There's big money in online marketing, and those that track us on a daily basis are constantly looking for new ways to analyse and predict our online movements.
The placement of cookies is an established marketing method wherein the digital code stored on your browser tracks your activity.
Some users have got wise to this though and set browsers to reject cookies, while mobile phones do not use them at all.
In a bid to evolve past the age of cookie placement, marketers are gradually moving towards a process called fingerprinting, whereby a unique image of a computer is acquired by monitoring its characteristics – plugins, software, screen size, fonts, and the like.

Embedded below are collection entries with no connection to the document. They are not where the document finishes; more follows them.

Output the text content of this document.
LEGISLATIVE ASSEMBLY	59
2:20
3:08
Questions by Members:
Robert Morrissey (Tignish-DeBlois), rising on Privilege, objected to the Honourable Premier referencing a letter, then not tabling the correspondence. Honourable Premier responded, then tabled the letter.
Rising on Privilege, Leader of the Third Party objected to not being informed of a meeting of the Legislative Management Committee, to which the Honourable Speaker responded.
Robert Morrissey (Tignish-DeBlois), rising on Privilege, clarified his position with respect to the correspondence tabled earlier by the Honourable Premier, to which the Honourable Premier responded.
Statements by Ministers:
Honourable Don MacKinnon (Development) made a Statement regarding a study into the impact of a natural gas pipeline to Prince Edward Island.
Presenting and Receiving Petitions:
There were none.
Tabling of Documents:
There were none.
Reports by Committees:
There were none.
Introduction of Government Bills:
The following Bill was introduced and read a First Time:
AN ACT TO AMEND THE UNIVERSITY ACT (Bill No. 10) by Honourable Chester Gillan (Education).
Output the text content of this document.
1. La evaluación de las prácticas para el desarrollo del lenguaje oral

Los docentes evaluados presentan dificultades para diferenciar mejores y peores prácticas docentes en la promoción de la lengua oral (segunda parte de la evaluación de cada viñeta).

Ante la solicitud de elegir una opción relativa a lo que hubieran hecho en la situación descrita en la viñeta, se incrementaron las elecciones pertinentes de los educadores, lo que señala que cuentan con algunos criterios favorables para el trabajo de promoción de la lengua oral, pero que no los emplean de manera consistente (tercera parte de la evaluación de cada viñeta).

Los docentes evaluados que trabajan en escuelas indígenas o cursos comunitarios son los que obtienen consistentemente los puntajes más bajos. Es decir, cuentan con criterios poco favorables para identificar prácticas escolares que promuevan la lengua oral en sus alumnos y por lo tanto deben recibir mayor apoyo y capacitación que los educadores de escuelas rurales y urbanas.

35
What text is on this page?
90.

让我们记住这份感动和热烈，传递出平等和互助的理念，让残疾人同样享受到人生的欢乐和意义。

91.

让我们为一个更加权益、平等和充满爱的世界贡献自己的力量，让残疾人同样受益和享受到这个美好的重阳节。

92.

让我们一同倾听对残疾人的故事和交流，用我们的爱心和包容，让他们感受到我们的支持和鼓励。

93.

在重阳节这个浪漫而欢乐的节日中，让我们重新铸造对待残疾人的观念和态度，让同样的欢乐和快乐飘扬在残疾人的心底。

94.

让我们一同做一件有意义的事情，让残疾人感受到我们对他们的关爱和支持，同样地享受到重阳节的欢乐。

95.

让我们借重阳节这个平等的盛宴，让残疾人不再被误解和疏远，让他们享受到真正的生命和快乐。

This creates a unique pattern, comparable to that of a fingerprint.
Studies by the Electronic Frontier Foundation estimate that 94 per cent of browsers that use Flash or Java have unique identities.
For the online advertiser, this presents a more enduring tracking option, since a user's fingerprint persists even if they remove their cookies, and protective changes to software and settings in fact make users more identifiable to advertisers.
Though some advertisers are reluctant to talk about their work with fingerprinting technology, for fear of public outcry, one company called Adstack is open about its wares. The San Francisco startup's technology allows firms to send an email where the content is only delivered when the user opens it. This means the advertiser can alter the content up to the millisecond, delivering personalised messages timed to precision.
Evan Resier, Adstack CEO, in an interview with Forbes claimed that fingerprinting allows him to identify 98 per cent of Internet users. He also claimed that "there is a pretty fine line between cool and creepy."
"For anything that I think is really great technology I can guarantee there is someone out there who thinks it's horrible and we shouldn't do it."